The man in question was now staring at her, and she guessed he was wondering if she was always so forthright with strangers. But she had always used that very plain speaking as a sort of armor against the world.

“I have an idea,” he began with some hesitation, “if you’re going to let me stay, that is. You might use that permission to motivate your son, since he wants you to help me. Tell him I can only stay if he does whatever you say, whatever he’s been reluctant to do...such as finishing his chores, going to church, minding his manners and suchlike. But that’s up to you, ma’am, of course—you know your son best, and I hope you don’t mind the suggestion.”

She blinked in surprise, then considered what he’d said. “You know, that’s actually a good idea,” she murmured after a moment. She could use this to teach her son about being a Christian, and give him a reason to behave, all in one. “Very well, Mr. Thorn...you may stay—for now.”

“Much obliged, ma’am. I won’t give you cause to regret it.”

But could he really promise that? Even if she believed him, that he was riding with the outlaws for an honorable reason, he was still technically on the run from the law. If her neighbors found out she was harboring a fugitive, she’d never survive the scandal...

She asked another question to distract herself from that worry. “Umm, you didn’t say, exactly—is Thorn your first or your last name?”

“First name,” he said, and his face twisted as if the name caused him to feel bitter. “Last name is Dawson.”

He must have seen the skeptical look on her face. “I’m telling you the truth, Mrs. Henderson.”

“All right then,” she said. “You can stay here until you’re well enough to ride off, Mr. Dawson. But I can’t have you dying on me. Having a dead outlaw’s body in my barn would be a little hard to explain. Simpson Creek has a very good doctor, and I insist on having him see you. I have no nursing experience, so I need his guidance on how to treat you, if you’re to recover. You can tell him the same thing you told me,” she added quickly, guessing he was about to protest. And that made her irritable. She was trying to help him, and he wanted to question that?

“And you needn’t look so doubtful,” she snapped. “Dr. Walker isn’t your usual small-town quacksalver. He knows all the latest things in medicine, and I’ve seen him save folks who were at death’s door. He doesn’t use all those snake oil remedies like calomel, either.”

“All right, all right,” the wounded man said, waving a hand in surrender. “Have him come—if he’s not needed treating the others in town.”

She saw him wince and guessed that the movement sent fresh, stabbing waves of pain lancing through his wounded shoulder. Either that, or he felt guilty at the thought of the bank president and teller who had been shot.

“I’ll send Billy Joe for him,” she said. “And don’t worry, I’ll tell him to go straight to the doctor’s house, and not to breathe a word of your presence here to any of his no-account friends.” She could easily picture Billy Joe, flushed with triumph at having a “real gen-u-ine outlaw” in his barn, bragging to all his pals. As Daisy turned to leave the stall, she said a little prayer that her son would be obedient enough to follow her command. She still didn’t know whether or not to believe the man who lay in the stall when he said he wasn’t an outlaw, but just this once, she’d take on faith something she’d been told. She just hoped she wouldn’t come to regret trusting him in her and Billy Joe’s lives.
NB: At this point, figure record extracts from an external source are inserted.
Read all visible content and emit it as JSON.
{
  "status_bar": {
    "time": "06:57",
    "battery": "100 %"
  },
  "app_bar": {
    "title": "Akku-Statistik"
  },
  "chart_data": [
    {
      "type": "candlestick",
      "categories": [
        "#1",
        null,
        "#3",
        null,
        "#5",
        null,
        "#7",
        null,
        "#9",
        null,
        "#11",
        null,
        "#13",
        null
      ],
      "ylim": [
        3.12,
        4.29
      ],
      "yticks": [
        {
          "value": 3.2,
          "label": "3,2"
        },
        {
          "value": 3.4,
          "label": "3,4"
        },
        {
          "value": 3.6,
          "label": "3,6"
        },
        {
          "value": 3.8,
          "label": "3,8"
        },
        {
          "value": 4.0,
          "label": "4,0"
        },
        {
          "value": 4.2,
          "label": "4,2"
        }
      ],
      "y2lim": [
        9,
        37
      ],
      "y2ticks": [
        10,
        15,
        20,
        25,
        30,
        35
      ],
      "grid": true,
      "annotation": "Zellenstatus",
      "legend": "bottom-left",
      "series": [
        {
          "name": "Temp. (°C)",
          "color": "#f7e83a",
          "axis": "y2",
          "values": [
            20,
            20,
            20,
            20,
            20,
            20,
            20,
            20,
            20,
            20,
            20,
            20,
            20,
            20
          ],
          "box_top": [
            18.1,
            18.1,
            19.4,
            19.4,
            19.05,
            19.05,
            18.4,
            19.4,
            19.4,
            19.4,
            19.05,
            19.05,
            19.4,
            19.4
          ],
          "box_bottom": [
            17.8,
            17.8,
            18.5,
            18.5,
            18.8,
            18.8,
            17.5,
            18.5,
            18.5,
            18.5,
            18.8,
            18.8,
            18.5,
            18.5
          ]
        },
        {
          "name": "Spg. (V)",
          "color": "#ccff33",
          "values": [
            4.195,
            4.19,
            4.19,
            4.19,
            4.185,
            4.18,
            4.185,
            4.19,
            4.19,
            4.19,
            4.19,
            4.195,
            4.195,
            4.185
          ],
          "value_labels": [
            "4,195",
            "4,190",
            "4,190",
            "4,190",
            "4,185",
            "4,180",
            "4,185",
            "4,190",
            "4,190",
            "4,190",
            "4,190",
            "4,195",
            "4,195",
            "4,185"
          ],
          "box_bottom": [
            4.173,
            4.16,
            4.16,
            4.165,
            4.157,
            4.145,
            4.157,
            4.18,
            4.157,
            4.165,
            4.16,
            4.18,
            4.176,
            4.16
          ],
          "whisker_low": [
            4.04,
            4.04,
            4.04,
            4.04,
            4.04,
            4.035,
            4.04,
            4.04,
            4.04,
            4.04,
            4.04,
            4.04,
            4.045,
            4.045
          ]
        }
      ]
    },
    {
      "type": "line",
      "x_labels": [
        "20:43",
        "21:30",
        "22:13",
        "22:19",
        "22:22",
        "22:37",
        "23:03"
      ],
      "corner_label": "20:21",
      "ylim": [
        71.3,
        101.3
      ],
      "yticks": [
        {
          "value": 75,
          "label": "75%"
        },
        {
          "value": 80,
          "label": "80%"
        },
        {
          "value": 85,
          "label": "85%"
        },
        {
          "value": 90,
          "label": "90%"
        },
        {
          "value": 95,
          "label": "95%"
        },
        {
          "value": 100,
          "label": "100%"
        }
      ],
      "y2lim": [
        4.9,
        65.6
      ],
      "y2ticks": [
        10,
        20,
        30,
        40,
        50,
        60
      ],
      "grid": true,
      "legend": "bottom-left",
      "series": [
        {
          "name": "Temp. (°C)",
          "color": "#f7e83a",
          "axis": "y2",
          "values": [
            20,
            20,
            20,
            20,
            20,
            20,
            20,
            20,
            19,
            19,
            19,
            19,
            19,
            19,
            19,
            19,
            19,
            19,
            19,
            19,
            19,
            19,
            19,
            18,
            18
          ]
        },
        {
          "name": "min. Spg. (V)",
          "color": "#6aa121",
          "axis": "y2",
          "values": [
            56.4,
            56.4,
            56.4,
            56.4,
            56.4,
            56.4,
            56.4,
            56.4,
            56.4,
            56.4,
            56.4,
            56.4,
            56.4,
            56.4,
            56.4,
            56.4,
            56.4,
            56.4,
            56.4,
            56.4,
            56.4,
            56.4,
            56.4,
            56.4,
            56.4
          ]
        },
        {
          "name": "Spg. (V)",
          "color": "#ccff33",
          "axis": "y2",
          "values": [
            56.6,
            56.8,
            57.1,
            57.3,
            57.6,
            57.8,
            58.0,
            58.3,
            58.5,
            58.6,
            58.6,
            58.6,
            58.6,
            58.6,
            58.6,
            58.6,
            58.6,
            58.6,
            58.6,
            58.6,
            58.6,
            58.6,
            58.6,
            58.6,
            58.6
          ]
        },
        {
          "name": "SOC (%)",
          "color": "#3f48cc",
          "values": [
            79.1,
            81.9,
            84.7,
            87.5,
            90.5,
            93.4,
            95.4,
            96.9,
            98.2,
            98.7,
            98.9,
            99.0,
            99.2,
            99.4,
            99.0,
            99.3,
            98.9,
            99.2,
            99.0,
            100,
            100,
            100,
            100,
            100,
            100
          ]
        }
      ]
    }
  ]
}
And if he wasn’t an outlaw, what was he doing riding with them?

Chapter Two (#ulink_6c2a2b28-3afa-5345-ac2b-3e42cb65ecf0)

Daisy sighed as Billy Joe took off down the street at a run toward Dr. Walker’s house at the other end of Simpson Creek, leaving the kitchen door gaping open behind him, as usual. Out of habit, she went and shut it, but her mind wasn’t on the flies she was trying to keep out, or her son’s surprisingly quick agreement to her conditions for letting the wounded man stay. It was fixed on Thorn himself.

Thorn—odd first name; short for something else, like Thornton?—Dawson was a puzzle to her. She’d told him so much about herself, but had learned so little about him in return. All she really knew was that he was hurt—and that she’d promised to help.